Водка в синагоге была, был и коньяк, и красное вино. Ящики со спиртным стояли у входа. Я поднялся на второй этаж, привлекая внимание посетителей непокрытой головой. Один из заботливых посыльных протянул чёрную кипу и, извиняясь, сказал:
– Здесь так принято.
– А я думал, униформу выдадут, а не только тряпочку эту, – печально произнёс я, прикрепляя кипу к волосам заколкой.
– Выдадут, конечно, но позднее. Всё зависит от темпа сближения наших позиций по вопросам возникновения и устройства мира.
«Как ажурно сказал: сближения позиций по вопросам… Прав был этот с третьего этажа – зазомбируют, посадят на иглу, замотают в чёрную смирительную униформу, и что тогда?»
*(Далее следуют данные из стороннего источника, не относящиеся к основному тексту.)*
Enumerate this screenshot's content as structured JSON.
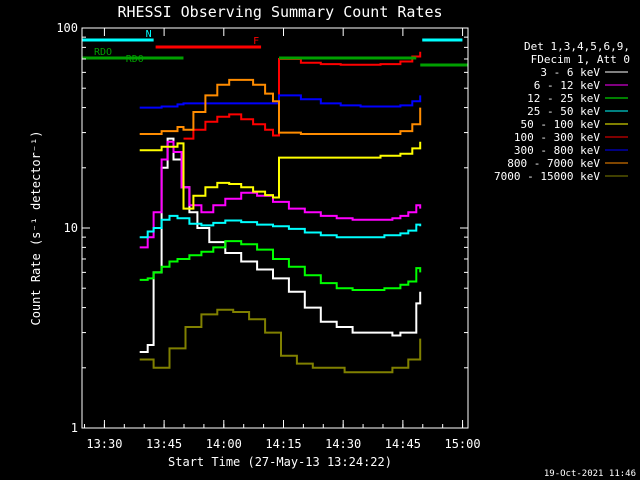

Я сидел за столиком, сервированным кошерными угощениями и спиртным, и пил всё подряд. Женщин на вечеринке не было, и мне вдруг стало мучительно жалко, что не подошёл тогда к Кауфман и не сказал патетически: «Нас вместе занесло на Обетованную землю ветром случая, так почему бы не сделать первые робкие шаги, держась за руки?» Она бы улыбнулась тонкими губами и непринуждённо кивнула головой. И тогда… тогда не пришлось бы после синагоги идти к Лёне и догоняться дешёвой водкой из холодильника.
Он наверняка ждёт на лестнице или стоит за дверью, прислушиваясь к моим шагам. Он ждёт, этот маленький человечек с ниспадающими брюками. Он пропах обидой, злобой и ненавистью. Заманили, обманули! А может, на самом деле за ним гонялись евреи, устраивали засады? Он обходил западни, путал следы, но искусные сохнутовские ловцы подкараулили его совсем недалеко от входа в родной подъезд и, не дав попрощаться с русской женой и детьми, запаковали в самолёт и привезли сюда. За мной в Москве не гонялись евреи, не вкладывали в библиотечные книги листовки сионистского содержания, не предлагали добровольно изменить место жительства, я сдался сам.